Refleks aku, Saka, dan tiga petugas lainnya mengulum gelak yang nyaris pecah andai tidak mengingat ini pukul sembilan malam. Sekilas, Nanang memang mirip dengan John Tralala, komedian Banjar yang sering pentas di tv nasional bahkan off air hingga ke Malaysia dan Kuala Lumpur. Ia juga merupakan seniman madihinin, sebuah kesenian bertutur khas Banjar dengan tabuhan rebana.
Nisa, analis dari laboratorium bahkan sampai memerah wajahnya karena menahan tawa. Kak Nanang yang menjadi bahan perundungan memasang raut masam.

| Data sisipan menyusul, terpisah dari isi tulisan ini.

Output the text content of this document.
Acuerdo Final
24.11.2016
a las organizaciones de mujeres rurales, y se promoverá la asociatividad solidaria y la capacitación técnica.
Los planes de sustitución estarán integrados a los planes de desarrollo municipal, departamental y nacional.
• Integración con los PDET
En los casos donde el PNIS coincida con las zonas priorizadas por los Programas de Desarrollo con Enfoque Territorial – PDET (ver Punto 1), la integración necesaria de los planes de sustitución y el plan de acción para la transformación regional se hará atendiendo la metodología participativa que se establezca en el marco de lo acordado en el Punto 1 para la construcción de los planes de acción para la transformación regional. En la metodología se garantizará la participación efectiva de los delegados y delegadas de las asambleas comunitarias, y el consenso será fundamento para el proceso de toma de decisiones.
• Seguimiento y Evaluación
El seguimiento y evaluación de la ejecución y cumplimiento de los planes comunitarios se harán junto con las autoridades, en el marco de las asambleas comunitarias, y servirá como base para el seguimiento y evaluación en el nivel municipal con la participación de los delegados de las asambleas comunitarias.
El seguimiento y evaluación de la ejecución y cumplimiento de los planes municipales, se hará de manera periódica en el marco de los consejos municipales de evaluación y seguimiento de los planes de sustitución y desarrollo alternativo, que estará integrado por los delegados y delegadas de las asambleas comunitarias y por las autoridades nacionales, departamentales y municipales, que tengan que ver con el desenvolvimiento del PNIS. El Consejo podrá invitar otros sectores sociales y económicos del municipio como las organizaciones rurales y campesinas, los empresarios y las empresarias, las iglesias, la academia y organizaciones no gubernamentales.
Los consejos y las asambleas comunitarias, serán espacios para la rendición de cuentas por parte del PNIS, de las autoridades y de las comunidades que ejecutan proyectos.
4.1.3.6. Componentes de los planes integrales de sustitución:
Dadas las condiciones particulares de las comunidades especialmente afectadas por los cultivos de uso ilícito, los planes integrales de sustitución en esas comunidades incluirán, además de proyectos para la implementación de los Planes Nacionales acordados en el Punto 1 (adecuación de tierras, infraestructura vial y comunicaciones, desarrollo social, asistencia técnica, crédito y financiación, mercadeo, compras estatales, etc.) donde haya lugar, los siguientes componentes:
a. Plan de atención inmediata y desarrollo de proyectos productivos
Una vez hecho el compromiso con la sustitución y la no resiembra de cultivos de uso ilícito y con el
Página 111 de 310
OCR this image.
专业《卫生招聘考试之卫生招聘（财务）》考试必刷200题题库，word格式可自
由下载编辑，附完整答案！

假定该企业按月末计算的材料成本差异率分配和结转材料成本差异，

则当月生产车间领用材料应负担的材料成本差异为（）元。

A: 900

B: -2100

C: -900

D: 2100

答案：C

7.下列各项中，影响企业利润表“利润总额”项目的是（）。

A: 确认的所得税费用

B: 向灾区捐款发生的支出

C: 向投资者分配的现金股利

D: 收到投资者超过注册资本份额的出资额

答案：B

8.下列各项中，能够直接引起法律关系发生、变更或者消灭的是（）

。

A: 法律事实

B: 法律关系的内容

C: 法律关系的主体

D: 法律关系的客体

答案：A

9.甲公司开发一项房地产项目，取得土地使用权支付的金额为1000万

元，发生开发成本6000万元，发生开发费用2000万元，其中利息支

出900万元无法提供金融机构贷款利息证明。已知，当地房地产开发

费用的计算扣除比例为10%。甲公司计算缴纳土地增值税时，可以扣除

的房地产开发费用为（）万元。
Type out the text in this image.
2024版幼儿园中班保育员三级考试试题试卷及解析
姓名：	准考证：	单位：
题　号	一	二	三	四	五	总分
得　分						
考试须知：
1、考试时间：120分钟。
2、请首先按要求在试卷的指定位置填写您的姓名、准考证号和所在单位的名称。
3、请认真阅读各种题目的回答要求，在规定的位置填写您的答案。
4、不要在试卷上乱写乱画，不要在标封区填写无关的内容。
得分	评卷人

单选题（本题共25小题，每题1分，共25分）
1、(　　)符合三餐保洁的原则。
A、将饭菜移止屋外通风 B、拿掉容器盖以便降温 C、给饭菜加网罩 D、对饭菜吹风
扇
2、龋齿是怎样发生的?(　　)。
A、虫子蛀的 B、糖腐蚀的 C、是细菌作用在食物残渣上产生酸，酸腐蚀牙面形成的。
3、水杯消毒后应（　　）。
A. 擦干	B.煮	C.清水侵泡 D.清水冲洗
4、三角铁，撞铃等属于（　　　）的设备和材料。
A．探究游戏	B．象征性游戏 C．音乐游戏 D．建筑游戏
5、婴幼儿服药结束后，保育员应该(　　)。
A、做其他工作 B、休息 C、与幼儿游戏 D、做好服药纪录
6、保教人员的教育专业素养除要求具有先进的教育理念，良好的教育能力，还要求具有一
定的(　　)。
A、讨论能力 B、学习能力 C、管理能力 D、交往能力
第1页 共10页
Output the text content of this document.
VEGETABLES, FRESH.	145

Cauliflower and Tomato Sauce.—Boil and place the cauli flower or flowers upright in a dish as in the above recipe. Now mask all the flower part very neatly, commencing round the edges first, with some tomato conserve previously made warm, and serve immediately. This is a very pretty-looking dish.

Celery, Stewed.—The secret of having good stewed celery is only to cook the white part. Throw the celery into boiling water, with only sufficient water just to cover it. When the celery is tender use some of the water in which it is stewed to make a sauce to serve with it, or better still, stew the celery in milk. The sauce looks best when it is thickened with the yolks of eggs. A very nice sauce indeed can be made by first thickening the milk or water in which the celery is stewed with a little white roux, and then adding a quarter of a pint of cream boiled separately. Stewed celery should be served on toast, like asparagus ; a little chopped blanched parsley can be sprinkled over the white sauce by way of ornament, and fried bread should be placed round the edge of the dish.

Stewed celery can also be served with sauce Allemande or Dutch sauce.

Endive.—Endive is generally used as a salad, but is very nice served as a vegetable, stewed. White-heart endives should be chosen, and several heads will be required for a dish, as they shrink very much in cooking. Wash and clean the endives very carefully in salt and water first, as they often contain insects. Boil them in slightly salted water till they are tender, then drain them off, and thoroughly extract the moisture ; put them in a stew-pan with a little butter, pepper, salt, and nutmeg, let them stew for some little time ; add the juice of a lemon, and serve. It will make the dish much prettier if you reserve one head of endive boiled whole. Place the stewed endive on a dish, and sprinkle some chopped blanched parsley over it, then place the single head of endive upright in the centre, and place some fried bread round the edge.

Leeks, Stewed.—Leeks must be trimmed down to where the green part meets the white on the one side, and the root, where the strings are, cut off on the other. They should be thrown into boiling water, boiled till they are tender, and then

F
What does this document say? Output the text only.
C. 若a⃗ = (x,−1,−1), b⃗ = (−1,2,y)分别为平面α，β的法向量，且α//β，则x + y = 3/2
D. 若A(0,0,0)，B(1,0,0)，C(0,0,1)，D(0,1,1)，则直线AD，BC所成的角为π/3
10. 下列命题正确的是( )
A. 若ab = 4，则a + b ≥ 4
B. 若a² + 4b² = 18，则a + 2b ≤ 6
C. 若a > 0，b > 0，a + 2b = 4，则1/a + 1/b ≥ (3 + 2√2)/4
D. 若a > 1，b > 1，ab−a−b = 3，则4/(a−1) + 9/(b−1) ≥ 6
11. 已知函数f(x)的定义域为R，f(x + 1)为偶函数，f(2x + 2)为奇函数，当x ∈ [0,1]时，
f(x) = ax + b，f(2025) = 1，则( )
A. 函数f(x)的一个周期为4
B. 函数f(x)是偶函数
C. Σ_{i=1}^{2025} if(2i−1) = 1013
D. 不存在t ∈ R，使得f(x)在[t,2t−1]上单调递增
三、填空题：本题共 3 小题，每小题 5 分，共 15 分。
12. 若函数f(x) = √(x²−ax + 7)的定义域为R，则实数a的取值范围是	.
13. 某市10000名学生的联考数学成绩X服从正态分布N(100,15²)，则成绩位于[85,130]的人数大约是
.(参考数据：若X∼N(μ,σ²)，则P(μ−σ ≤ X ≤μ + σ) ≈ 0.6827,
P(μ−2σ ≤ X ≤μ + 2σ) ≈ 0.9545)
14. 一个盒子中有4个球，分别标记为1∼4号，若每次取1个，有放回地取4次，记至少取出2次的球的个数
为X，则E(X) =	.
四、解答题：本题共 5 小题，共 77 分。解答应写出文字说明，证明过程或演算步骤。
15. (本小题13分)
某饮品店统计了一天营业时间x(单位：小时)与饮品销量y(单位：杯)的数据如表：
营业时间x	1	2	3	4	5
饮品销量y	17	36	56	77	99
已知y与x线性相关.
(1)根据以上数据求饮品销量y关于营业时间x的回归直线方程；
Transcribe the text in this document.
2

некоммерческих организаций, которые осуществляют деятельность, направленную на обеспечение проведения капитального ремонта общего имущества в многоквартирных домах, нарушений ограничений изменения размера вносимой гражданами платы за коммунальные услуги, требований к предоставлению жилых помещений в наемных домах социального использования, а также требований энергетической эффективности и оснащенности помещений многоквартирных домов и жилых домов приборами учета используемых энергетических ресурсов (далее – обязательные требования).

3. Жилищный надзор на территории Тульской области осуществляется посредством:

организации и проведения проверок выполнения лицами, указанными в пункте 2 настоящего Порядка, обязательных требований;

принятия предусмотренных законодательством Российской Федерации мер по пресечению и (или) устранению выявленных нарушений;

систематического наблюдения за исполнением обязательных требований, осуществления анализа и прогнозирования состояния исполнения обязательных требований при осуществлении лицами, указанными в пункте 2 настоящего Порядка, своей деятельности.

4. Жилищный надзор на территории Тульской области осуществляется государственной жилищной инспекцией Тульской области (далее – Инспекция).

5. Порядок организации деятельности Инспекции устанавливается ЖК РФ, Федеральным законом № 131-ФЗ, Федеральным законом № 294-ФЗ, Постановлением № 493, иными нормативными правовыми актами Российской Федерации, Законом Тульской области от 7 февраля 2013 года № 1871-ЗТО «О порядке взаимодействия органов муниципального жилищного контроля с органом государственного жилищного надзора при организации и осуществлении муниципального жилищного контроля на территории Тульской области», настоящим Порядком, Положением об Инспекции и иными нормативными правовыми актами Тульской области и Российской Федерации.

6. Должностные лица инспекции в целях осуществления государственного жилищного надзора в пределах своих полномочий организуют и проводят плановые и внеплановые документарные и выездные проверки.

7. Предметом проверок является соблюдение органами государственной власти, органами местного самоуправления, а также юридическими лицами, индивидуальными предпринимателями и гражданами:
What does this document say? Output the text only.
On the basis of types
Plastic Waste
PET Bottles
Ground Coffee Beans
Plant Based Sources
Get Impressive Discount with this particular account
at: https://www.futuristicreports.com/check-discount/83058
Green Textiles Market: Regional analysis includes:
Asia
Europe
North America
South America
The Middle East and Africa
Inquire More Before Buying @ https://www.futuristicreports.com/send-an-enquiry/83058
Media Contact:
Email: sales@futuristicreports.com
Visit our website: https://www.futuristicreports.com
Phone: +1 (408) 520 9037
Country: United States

Menyadari aura tak nyaman rekan sejawatnya, Kak Enong langsung menjawil lengan lelaki berperangai sedikit gemulai itu. "Becanda doang, Nang. Perajuan banar ading unda yang pambungasnya nih[1]."
Dibujuk begitu, Kak Nanang seketika memasang senyum, kembali bersemangat mengeluarkan wadai ipau yang bisa dibilang pizza tradisional orang Banjar walau perupaannya tidak persis. Warnanya putih, terdiri dari lapisan-lapisan tipis yang disusun hingga hampir sejengkalan tangan anak-anak. Bercitarasa gurih dengan taburan bawang goreng dan irisan cabai merah. Kue ini spesial, hanya dijual saat bulan ramadhan. Di luar itu, cuma ada jika memesan.
"Rabah waluh[2] dapatnya rayuan Hj. Enong nih," ledek Kak Musa dari bagian radiologi kali ini benar-benar memecahkan tawa kami.
"Kita ketawa begini untung IGD pas kosong ya," celutukku.
"Dokter Diandra mulutnyaaaaaa!" teriak Kak Enong, Kak Nanang, dan lainnya kecuali Saka. Mereka bagaikan paduan suara.
"Astaghfirullah hal adzim. Maaf ... maaf ..." sesalku. "Semoga kita nggak ‘bau’ malam ini ya."
Serempak squad IGD Ansari Saleh malam ini melantunkan kata amin mirip makmum saat salat di mesjid. Saka hanya terkekeh kecil sambil membolak-balik doctor's note dengan bermejakan nurse sation. Dia seakan tidak terganggu dengan keriuhan kami perkara wadai ipau yang menggoda air liur ini. Mungkin memang selera Saka yang agak bermasalah, makanya sejak masih kuliah dia lebih merasa wajib melahap handout daripada nasi.
"Dokter Diandra, cobain." Kak Enong mengangsurkan potongan wadai ipau dengan sendok ke mulutku. Lekas kusambut dan mulai mengunyah secara perlahan, menikmati gurihnya yang memenuhi mulut. Rasanya sayang jika cepat-cepat melewati tenggorokan.
"Bagaimana, Dok?"
Aku mengangkat dua jempol. "Nyaman banar[3], Kak. Lembut."
"Pilih kasih," rajuk Kak Nanang membuat kami berpaling menatapnya. "Kok dokter Diandra duluan yang disuruh coba, bukan aku?"
"Parai[4]," sambar Kak Musa. "Nyawa tu[5] nasi putih dikasih kuah teh juga bilang nikmat. Nggak bisa dijadikan barometer."